Distinction from mild cognitive impairment
A syndrome obviously related to MCD in behavioral neurology is MCI (Petersen, 2011), which is being intensively studied as a putative precursor to AD. Introduced in the late 1990s (Petersen et al., 1999), the concept of MCI has proven to be highly influential in terms of both research on AD and clinical practice. As a concept signifying neuropathological changes in the brain, MCI is most commonly associated with cortical dysfunction, in particular hippocampal volume loss. Although not all cases of MCI in fact feature hippocampal atrophy, perhaps the major value of MCI has been in targeting what has been assumed to be the early stage of AD so that diagnosis and, at some point when more effective medications are available, treatment can be improved. Whereas many controversies continue as MCI is studied in greater detail, a focus on understanding the earliest manifestations of dementia, in this case AD, is surely a major step forward.
MCD is a parallel construct in the white matter disorders, and is conceptualized as the putative precursor to WMD. As might be expected, MCD does not readily correspond to one of the currently recognized subtypes of MCI (Petersen, 2011). Because MCD is founded on pathology in white matter, its profile naturally differs from that MCI, the most familiar form of which – amnestic MCI – is postulated to result from gray matter atrophy, most notably in the medial temporal regions, including the hippocampus. Thus the specific profile of deficits in MCD merits a separate category. Many differences in fact exist between MCD and MCI (Table 8.2), and, while the understanding of MCD is still preliminary, a syndrome that is relevant to the cognitive effects of white matter dysfunction of any etiology may prove useful in contrast to MCI as a syndrome of gray matter degeneration. Additional advantages of the use of MCD include its reliance on readily available in vivo neuroimaging technology, its applicability to any age, and its potential reversibility.
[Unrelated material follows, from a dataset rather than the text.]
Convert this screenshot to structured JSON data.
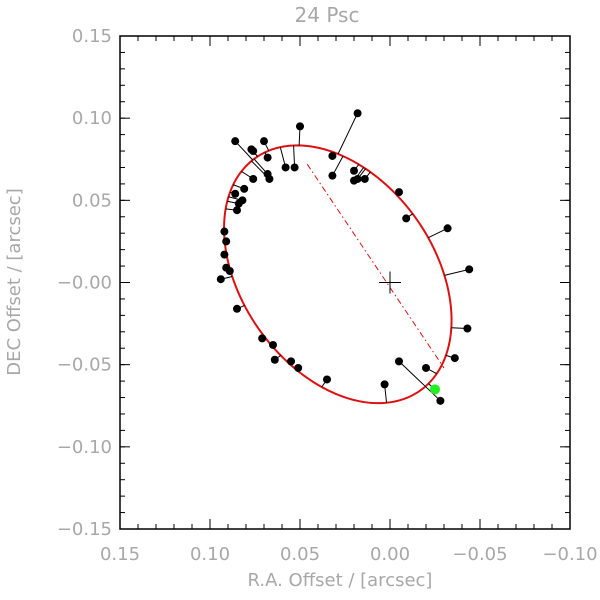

As discussed earlier, however, it can be questioned whether yet another attempt to capture the premonitory features of a dementia syndrome is warranted. Perhaps MCI should simply be applied to the white matter disorders causing dementia without the need for MCD. This view has merit, and medicine does risk subdividing its many disorders into so many categories that every patient may at times seem to deserve his or her own unique diagnostic label. But the distinct neurobiology of white matter tracts does pertain to a large portion of brain tissue that has undeniable importance for cognition, and impels a more specific descriptor of the pre-dementia stage of potentially all white matter disorders. Evidence supporting the concept has been adduced, and in the spirit of investigating the entire range of dementing disorders, MCD appears to have a legitimate role. At the very least, MCD can stimulate thinking about the relatively neglected area of white matter and cognition, just as the notion of MCI has done for cortical disease since its introduction.